1. General Characteristics

• C++ is backward compatible with C, so it must support procedural programming, as well as OOP.

• A constructor is implicitly defined and called when an object is created.

• A destructor is implicitly called when an object is removed.

2. Inheritance

• Access control

■ Private

■ Public

■ Protected

• Derivation

■ Public

■ Private

3. Dynamic Binding

• Virtual functions are dynamically bound, while others are statically bound.

• A pure virtual function does not have implementation – it merely places the function in the specification of every of its derived classes.

• A class is abstract if any of its function is pure virtual, which means that it cannot have class instance.

4. Evaluation

• Provides multiple inheritance.

• Provides both static and dynamic binding.

• Static type checking for even dynamically bound methods.

• A comprise between C and OO.

10. Support for Object-Oriented Programming in Java

1. General Characteristics

• Imperative-style primitive data types and object-oriented user data types.

• Needs to convert primitive type into objects in some situations (not very orthogonal).

• All classes must be descendents of the “root” class.

• All objects are allocated from the heap, and accessed by reference variables.

2. Inheritance

• Java only supports single heritance, but it can support multiple “interfaces”, which are specification of what a class can do. For example, a user-written applet is a subclass of Applet, but it can also implement a Runnable interface.

• A final method cannot be overridden.

3. Dynamic Binding

• A final method is statically bound.

4. Encapsulation

• Encapsulation through class and package.

• The default access control mode for a method or variable is package scope.

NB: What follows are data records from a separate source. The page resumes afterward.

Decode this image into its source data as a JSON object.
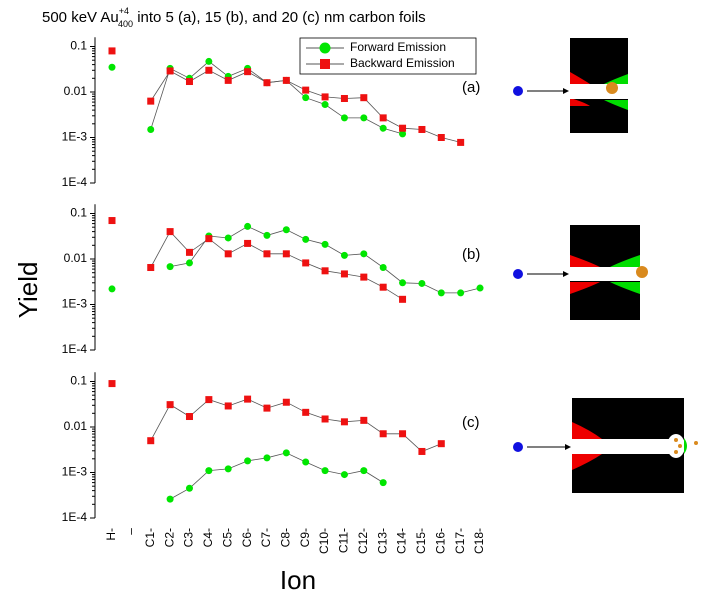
{
  "title": {
    "prefix": "500 keV Au",
    "superscript": "+4",
    "subscript": "400",
    "suffix": " into 5 (a), 15 (b), and 20 (c) nm carbon foils"
  },
  "ylabel": "Yield",
  "xlabel": "Ion",
  "chart_data": [
    {
      "type": "line",
      "annotation": "(a)",
      "log_y": true,
      "legend": "upper center",
      "ylim": [
        0.0001,
        0.16
      ],
      "yticks": [
        0.1,
        0.01,
        {
          "value": 0.001,
          "label": "1E-3"
        },
        {
          "value": 0.0001,
          "label": "1E-4"
        }
      ],
      "series": [
        {
          "name": "Forward Emission",
          "color": "#00e600",
          "marker": "circle",
          "values": [
            0.035,
            null,
            0.0015,
            0.033,
            0.02,
            0.047,
            0.022,
            0.033,
            0.016,
            0.018,
            0.0075,
            0.0053,
            0.0027,
            0.0027,
            0.0016,
            0.0012,
            null,
            null,
            null,
            null
          ]
        },
        {
          "name": "Backward Emission",
          "color": "#ee1111",
          "marker": "square",
          "values": [
            0.08,
            null,
            0.0063,
            0.029,
            0.017,
            0.03,
            0.018,
            0.028,
            0.016,
            0.018,
            0.011,
            0.0078,
            0.0072,
            0.0075,
            0.0027,
            0.0016,
            0.0015,
            0.001,
            0.00078,
            null
          ]
        }
      ]
    },
    {
      "type": "line",
      "annotation": "(b)",
      "log_y": true,
      "ylim": [
        0.0001,
        0.16
      ],
      "yticks": [
        0.1,
        0.01,
        {
          "value": 0.001,
          "label": "1E-3"
        },
        {
          "value": 0.0001,
          "label": "1E-4"
        }
      ],
      "series": [
        {
          "color": "#00e600",
          "marker": "circle",
          "values": [
            0.0022,
            null,
            null,
            0.0068,
            0.0082,
            0.032,
            0.029,
            0.052,
            0.033,
            0.044,
            0.027,
            0.021,
            0.012,
            0.013,
            0.0065,
            0.003,
            0.0029,
            0.0018,
            0.0018,
            0.0023
          ]
        },
        {
          "color": "#ee1111",
          "marker": "square",
          "values": [
            0.07,
            null,
            0.0065,
            0.04,
            0.014,
            0.028,
            0.013,
            0.022,
            0.013,
            0.013,
            0.0082,
            0.0055,
            0.0047,
            0.004,
            0.0024,
            0.0013,
            null,
            null,
            null,
            null
          ]
        }
      ]
    },
    {
      "type": "line",
      "annotation": "(c)",
      "log_y": true,
      "ylim": [
        0.0001,
        0.16
      ],
      "yticks": [
        0.1,
        0.01,
        {
          "value": 0.001,
          "label": "1E-3"
        },
        {
          "value": 0.0001,
          "label": "1E-4"
        }
      ],
      "categories": [
        "H-",
        "–",
        "C1-",
        "C2-",
        "C3-",
        "C4-",
        "C5-",
        "C6-",
        "C7-",
        "C8-",
        "C9-",
        "C10-",
        "C11-",
        "C12-",
        "C13-",
        "C14-",
        "C15-",
        "C16-",
        "C17-",
        "C18-"
      ],
      "series": [
        {
          "color": "#00e600",
          "marker": "circle",
          "values": [
            null,
            null,
            null,
            0.00026,
            0.00045,
            0.0011,
            0.0012,
            0.0018,
            0.0021,
            0.0027,
            0.0017,
            0.0011,
            0.0009,
            0.0011,
            0.0006,
            null,
            null,
            null,
            null,
            null
          ]
        },
        {
          "color": "#ee1111",
          "marker": "square",
          "values": [
            0.09,
            null,
            0.005,
            0.031,
            0.017,
            0.04,
            0.029,
            0.041,
            0.026,
            0.035,
            0.021,
            0.015,
            0.013,
            0.014,
            0.0071,
            0.0071,
            0.0029,
            0.0043,
            null,
            null
          ]
        }
      ]
    }
  ]
}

• Package scope provides C++ friend capability within a package.

5. Evaluation

• Unlike C++, dynamic binding is the norm.

11. Support for Object-Oriented Programming in Ada 95

12. Support for Object-Oriented Programming in Eiffel

13. The Object Model of JavaScript

14. Implementation of Object-Oriented Constructs

1. Instance Data Storage

• The class instance record (CIR) maintains the attributes of a class instance, including the data and the methods.

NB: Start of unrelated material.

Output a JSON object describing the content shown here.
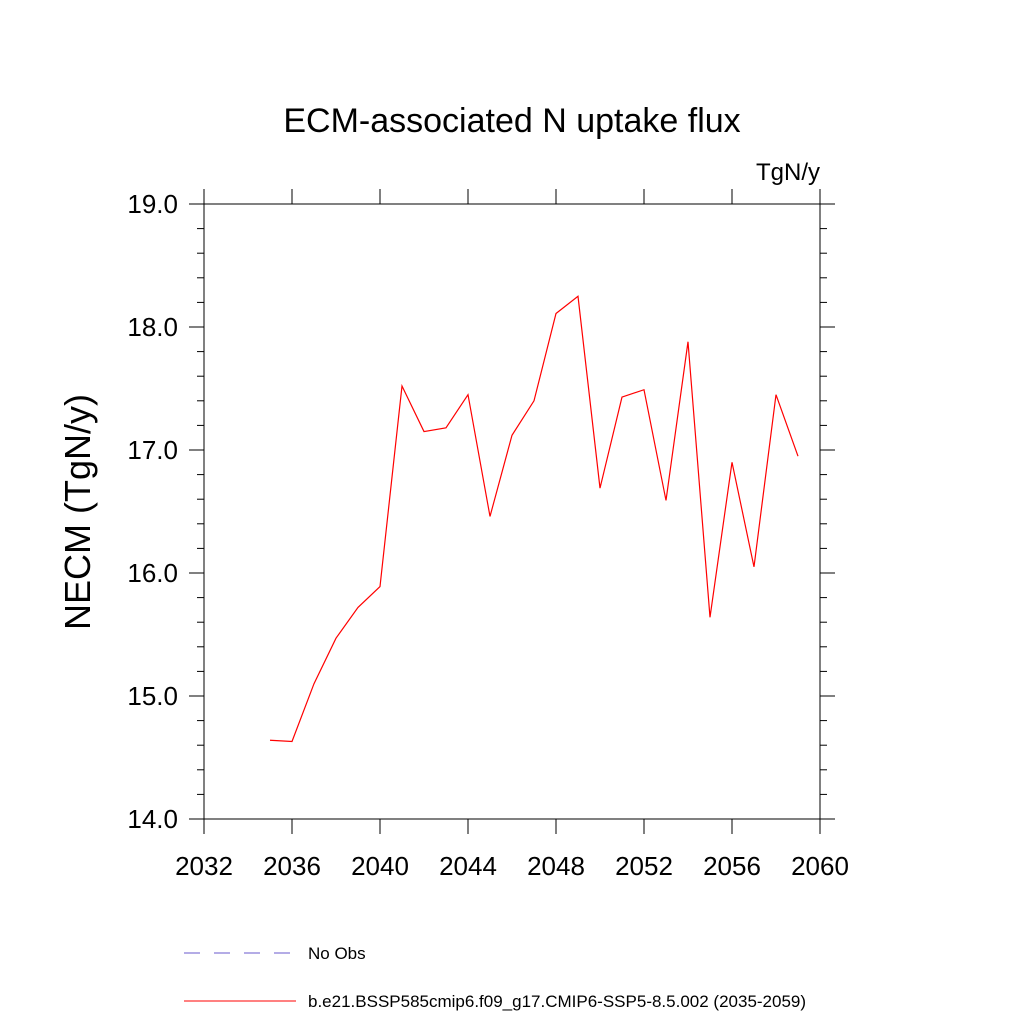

• The structure of CIR is static since the compiler can determine what should be kept in a class instance (object) – the new data added by the derived class is added into CIR.

2. Dynamic Binding of Messages to Methods

• CIR only deals with the methods that are dynamically bound.

• Each CIR can have a pointer to the dynamically bound method, but this is not efficient. Instead these pointers can be placed in a virtual method table (VBT), since a class only needs one VBT.